With very few exceptions, foreign policy was a great field for Harding. His greatest accolade in this territory was the Dawes Plan, which delayed the rise of Hitler and perhaps could have prevented it entirely. The Treaty of Versailles, signed in 1919 following Germany's defeat in WW1, was the main cause for Hitler's rise to power. The treaty formally blamed Germany for the war (even though Austria-Hungary, Britain, and Russia all played roles in starting the war as well), forced it to cede a district called Alsace-Lorraine to France, stripped Germany of all its colonies, and disbanded the German military. Perhaps most disastrously, it required Germany to pay off any and all debts stemming from the First World War. That final clause resulted in German officials printing large sums of money to pay off the enormous debt, creating a hyperinflation crisis that Hitler and the Nazi Party blamed on the Jews. Germans loved this over-simplistic explanation despite all its obvious flaws, facilitating Hitler's rise to power.

In early 1923, Harding initiated the Dawes Plan. Under the Dawes Plan, Washington DC gave Berlin large amounts of financial aid that would then be used to revitalize Germany's economy and reduce inflation. Thus, the people of Germany would become wealthier and could pay more in taxes, providing the German government with more money that it could forward toward paying off the debt. The Dawes Plan came undone following Harding's death, but could have saved Europe from the carnage of WW2 had it continued.
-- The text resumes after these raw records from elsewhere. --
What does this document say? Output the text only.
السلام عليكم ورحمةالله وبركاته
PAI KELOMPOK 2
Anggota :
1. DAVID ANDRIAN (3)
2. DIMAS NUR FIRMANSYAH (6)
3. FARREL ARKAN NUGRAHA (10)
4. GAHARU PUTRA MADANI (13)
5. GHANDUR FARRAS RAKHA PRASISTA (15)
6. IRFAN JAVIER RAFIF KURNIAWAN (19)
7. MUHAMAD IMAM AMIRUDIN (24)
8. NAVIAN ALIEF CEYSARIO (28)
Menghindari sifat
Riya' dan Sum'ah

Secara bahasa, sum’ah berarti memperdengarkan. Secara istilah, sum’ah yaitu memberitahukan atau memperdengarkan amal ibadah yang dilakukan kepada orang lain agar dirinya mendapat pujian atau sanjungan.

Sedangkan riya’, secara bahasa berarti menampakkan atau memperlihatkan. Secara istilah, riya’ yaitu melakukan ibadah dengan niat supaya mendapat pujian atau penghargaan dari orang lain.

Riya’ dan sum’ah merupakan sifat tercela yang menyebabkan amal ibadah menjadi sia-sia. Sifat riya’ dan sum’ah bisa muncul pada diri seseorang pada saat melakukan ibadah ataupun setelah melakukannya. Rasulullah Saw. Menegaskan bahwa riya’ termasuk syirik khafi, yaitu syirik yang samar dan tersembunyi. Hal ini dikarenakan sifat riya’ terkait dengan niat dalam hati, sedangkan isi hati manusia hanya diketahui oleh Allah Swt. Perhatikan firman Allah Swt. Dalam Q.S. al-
The Dawes Plan, however, was merely the jewel in the crown that was Harding's diplomacy and foreign policy. Harding did many other wonderful things regarding foreign affairs. He convinced numerous countries to reduce the size of their militaries and was able to convince much of the Arab world to allow the US to drill for oil in their borders. Harding also brokered the Nine-Power Treaty, in which all signing countries agreed not to take any land from China without Chinese consent.
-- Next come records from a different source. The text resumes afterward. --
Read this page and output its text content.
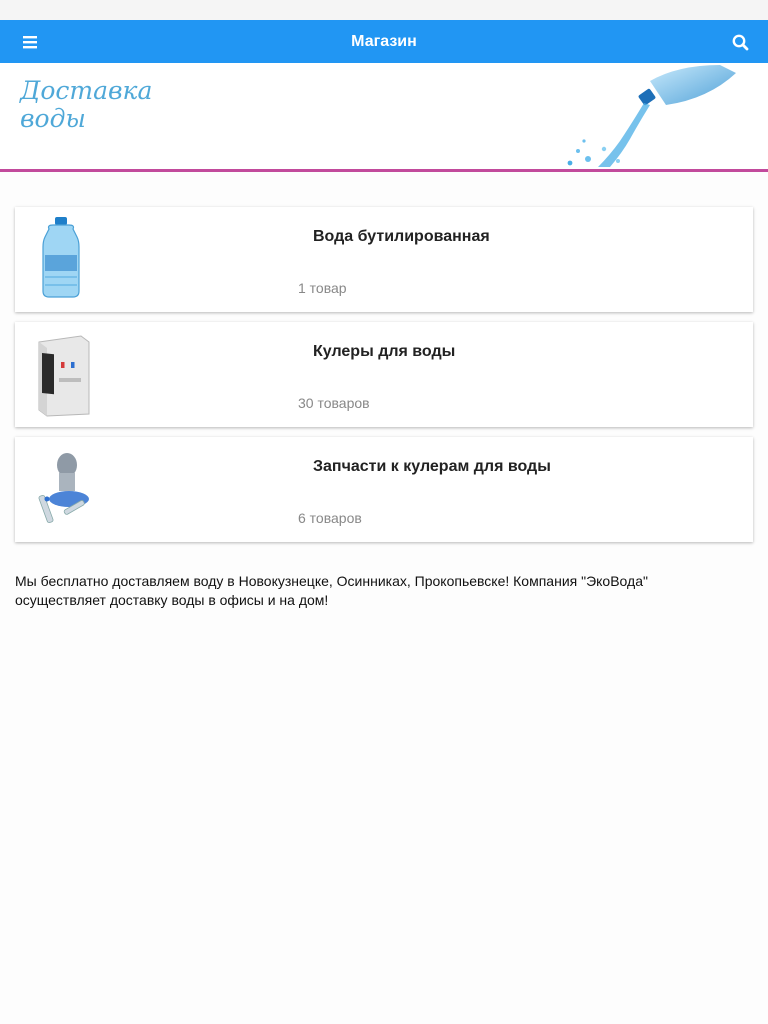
Магазин
Доставка
воды
Вода бутилированная
1 товар
Кулеры для воды
30 товаров
Запчасти к кулерам для воды
6 товаров
Мы бесплатно доставляем воду в Новокузнецке, Осинниках, Прокопьевске! Компания "ЭкоВода" осуществляет доставку воды в офисы и на дом!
Harding could have been an amazing president. He helped Germany weather the economic storm following WW1, preserved Chinese sovereignty, forwarded demilitarization, supported civil rights, raised tariffs, established the Department of Veterans Affairs, presided over an extremely healthy economy, and even fought corruption in the long term via the Government Accountability Office. But he had a number of fatal - tragic, even - flaws that keep him from that glamorous title. He restricted impoverished and wartorn people from seeking refuge in the US, reduced the income tax, suppressed investigations into the Teapot Dome Scandal, enabled the misuse of the pardon power, and simply failed to live up to the ideals of the Government Accountability Office. Had the GAO encompassed more than a single bill signed by Harding at the very start of his tenure and instead represented the whole of the Harding Administration, Harding would rank near the top of my list.